Nearly half of the 17 state-run public health insurance exchanges are suffering financial difficulties with the chief culprits being high expenses and tepid enrollment, which rose just 12% compared with compared to a 61% increase for Healthcare.gov.

Several solutions are being pondered, says the report The Washington Post, including higher fees imposed on insurers that participate in the HIX marketplace, cost-sharing with neighboring states, calls for more funding and even switching to Healthcare.gov.

In addition, an Urban Institute report funded by the Robert Wood Johnson Foundation predicts that 9.8 million residents in the 20 states that did not expand Medicaid or take full responsibility for operating their exchanges would lose their 2016 coverage if federal subsidies for Healthcare.gov enrollees are eliminated. Such a ruling in King v. Burwell would mean those states miss out on $721 billion of federal funding from 2016 to 2025.

Also see: How King v. Burwell could shake out for employers

Healthcare.gov certainly represents a reasonable alternative to state-run exchanges that simply wasn’t available during the HIX enrollment’s maiden voyage, according to Robert Booz, a health care analyst with technology consultant Gartner.

“The big issue for a lot of exchanges is their economic sustainability,” he says, believing that scenario would be more of a quick-fix remedy. “Where are they going to get the operating capital they need for the out years?”       

After operating with federal grants to invest in software and hardware, as well as develop enrollment and billing capacities, state-run exchanges are expected to solely rely on the revenues they generate beginning in 2016, explains Henry J. Aaron, a senior fellow with the Brookings Institution. If push comes to shove, he wonders about “the possibility that the federal government will allow no-cost extensions so that the grant funds can be applied to development of software and hardware into early 2016.”

Also see: Will loss of ACA subsidies spur economic growth?

Aaron references the District of Columbia HIX as an example of preparing for a self-sustaining future. Rates are subject to city council approval and he believes “grant funds that the city has received will be sufficient to establish a smoothly running exchange for individuals and businesses with up to 50 employees, and that locally generated revenues will be managed starting next year.”

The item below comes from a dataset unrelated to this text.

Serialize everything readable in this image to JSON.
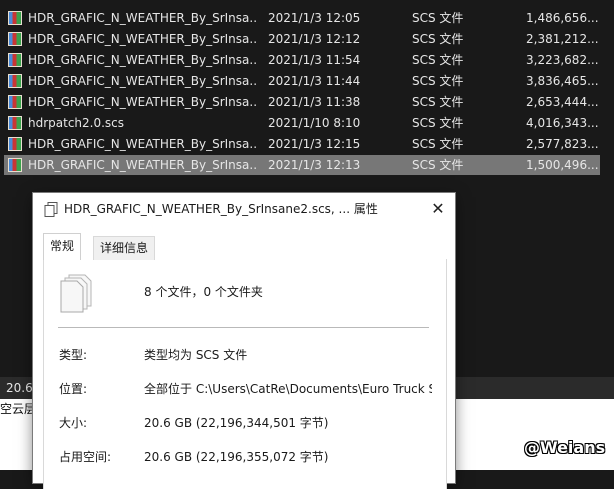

Another possibility is that some states that rely on Healthcare.gov “might elect to try and piggy-back on or use the technology from the better operating states” in the event that the U.S. Supreme Court rules against federal subsidies for Healthcare.gov enrollees.

“I don’t think that’s a problem for the state-run exchanges,” says Aaron. “It could be an opportunity, but I think that’s all quite secondary because the real effect of withdrawing the availability of tax credits in the federally managed exchanges will just be so much turmoil that Congress is going to have to step in. And where the chips might fall, even congressional action at that point, I think that uncertainty is the main thing that would affect the state-run exchanges.”